Highlights & Insights

  • Explicit reward decomposition: Splitting conflicts into \(R_{bps}\) (bypass & toxic), \(R_{clean}\) (no words), and \(R_{tox}\) (genuinely toxic) allows for precise "reward engineering."
  • Dynamic reference pool: Calculating similarity only against recent prompts prevents "forgetting" early effective strategies while maintaining diversity.
  • Proxy environment alignment: Simulating real commercial pipelines (Open-source SD + filters) during training is the primary reason for strong black-box transferability.
  • Countering reward hacking: Symbol regulation rewards prevent the common RL pitfall of generating gibberish to exploit diversity metrics.

Limitations & Future Work

  • Dependency on image toxicity scores: Training assumes access to toxicity scores, which is a hurdle for pure black-box commercial services.
  • Scale of training: Fine-tuning specialized models for each domain/target increases costs linearly.

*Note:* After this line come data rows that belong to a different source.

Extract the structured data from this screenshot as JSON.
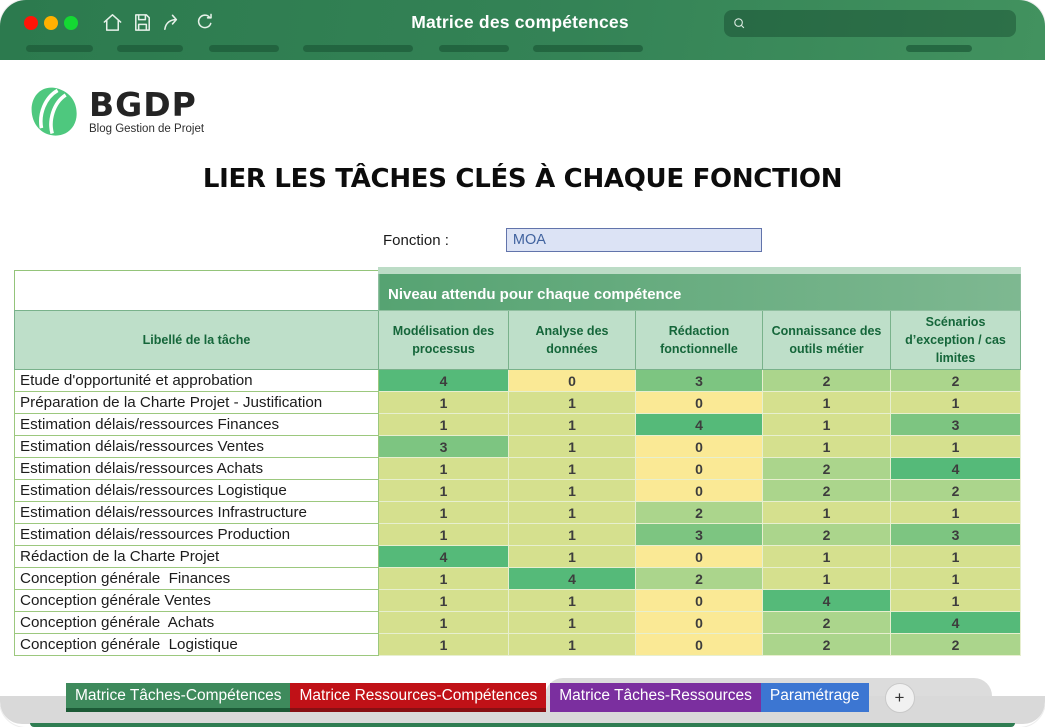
{
  "window": {
    "title": "Matrice des compétences",
    "traffic_lights": [
      "#ff1507",
      "#ffb000",
      "#14d833"
    ],
    "toolbar_icons": [
      "home-icon",
      "save-icon",
      "share-icon",
      "refresh-icon"
    ],
    "search": {
      "placeholder": ""
    }
  },
  "logo": {
    "text": "BGDP",
    "subtitle": "Blog Gestion de Projet",
    "color": "#4ec87e"
  },
  "main": {
    "title": "LIER LES TÂCHES CLÉS À CHAQUE FONCTION",
    "function_field": {
      "label": "Fonction :",
      "value": "MOA"
    }
  },
  "matrix": {
    "banner": "Niveau attendu pour chaque compétence",
    "row_header": "Libellé de la tâche",
    "columns": [
      "Modélisation des processus",
      "Analyse des données",
      "Rédaction fonctionnelle",
      "Connaissance des outils métier",
      "Scénarios d’exception / cas limites"
    ],
    "rows": [
      {
        "label": "Etude d'opportunité et approbation",
        "values": [
          4,
          0,
          3,
          2,
          2
        ]
      },
      {
        "label": "Préparation de la Charte Projet - Justification",
        "values": [
          1,
          1,
          0,
          1,
          1
        ]
      },
      {
        "label": "Estimation délais/ressources Finances",
        "values": [
          1,
          1,
          4,
          1,
          3
        ]
      },
      {
        "label": "Estimation délais/ressources Ventes",
        "values": [
          3,
          1,
          0,
          1,
          1
        ]
      },
      {
        "label": "Estimation délais/ressources Achats",
        "values": [
          1,
          1,
          0,
          2,
          4
        ]
      },
      {
        "label": "Estimation délais/ressources Logistique",
        "values": [
          1,
          1,
          0,
          2,
          2
        ]
      },
      {
        "label": "Estimation délais/ressources Infrastructure",
        "values": [
          1,
          1,
          2,
          1,
          1
        ]
      },
      {
        "label": "Estimation délais/ressources Production",
        "values": [
          1,
          1,
          3,
          2,
          3
        ]
      },
      {
        "label": "Rédaction de la Charte Projet",
        "values": [
          4,
          1,
          0,
          1,
          1
        ]
      },
      {
        "label": "Conception générale  Finances",
        "values": [
          1,
          4,
          2,
          1,
          1
        ]
      },
      {
        "label": "Conception générale Ventes",
        "values": [
          1,
          1,
          0,
          4,
          1
        ]
      },
      {
        "label": "Conception générale  Achats",
        "values": [
          1,
          1,
          0,
          2,
          4
        ]
      },
      {
        "label": "Conception générale  Logistique",
        "values": [
          1,
          1,
          0,
          2,
          2
        ]
      }
    ],
    "value_colors": {
      "0": "#fae995",
      "1": "#d5e08e",
      "2": "#abd58c",
      "3": "#7dc581",
      "4": "#55ba79"
    }
  },
  "sheet_tabs": [
    {
      "id": "matrice-taches-competences",
      "label": "Matrice Tâches-Compétences",
      "color": "#3e8a5c",
      "underline": "#1c5a36",
      "active": true
    },
    {
      "id": "matrice-ressources-competences",
      "label": "Matrice Ressources-Compétences",
      "color": "#c01117",
      "underline": "#871013",
      "active": false
    },
    {
      "id": "matrice-taches-ressources",
      "label": "Matrice Tâches-Ressources",
      "color": "#7b2f9f",
      "underline": "",
      "active": false
    },
    {
      "id": "parametrage",
      "label": "Paramétrage",
      "color": "#3c76d2",
      "underline": "",
      "active": false
    }
  ],
  "add_tab": {
    "label": "+"
  }
}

A unified red teaming model remains a future goal.
  • Diversity vs. solution space: High constraints slightly reduce diversity compared to pure diversity-focused methods.
  • Dual-use risk: While created for AI safety governance, the methodology and weights can be misused for attacks.
  • vs. Vanilla RL / CRT: GenBreak's improvement lies in \(R_{bps}\), \(R_{clean}\), and image diversity within the GRPO framework, truly incorporating "stealth" into the optimization.
  • vs. Prompt-based optimization (SneakyPrompt, etc.): These search for single prompts with low toxicity or non-transferable gibberish. GenBreak produces a reusable red teaming LLM with high efficiency.
  • vs. ART: ART focuses on prompts "looking harmless" but ignores whether the generated image actually bypasses filters. GenBreak closes this gap by tying image bypass specifically to the reward.

Rating

  • Novelty: ⭐⭐⭐⭐ Explicit reward decomposition and GRPO optimization are solid, though the framework evolves from the CRT lineage.
  • Experimental Thoroughness: ⭐⭐⭐⭐⭐ Comprehensive coverage across open-source models, three commercial APIs, six baselines, and external review (Grok/ShieldGemma).
  • Writing Quality: ⭐⭐⭐⭐ Clear motivation-reward mapping and comprehensive formulas.
  • Value: ⭐⭐⭐⭐ Reveals significant vulnerabilities in commercial T2I filters via single-attempt bypasses; provides a potent tool for red teaming.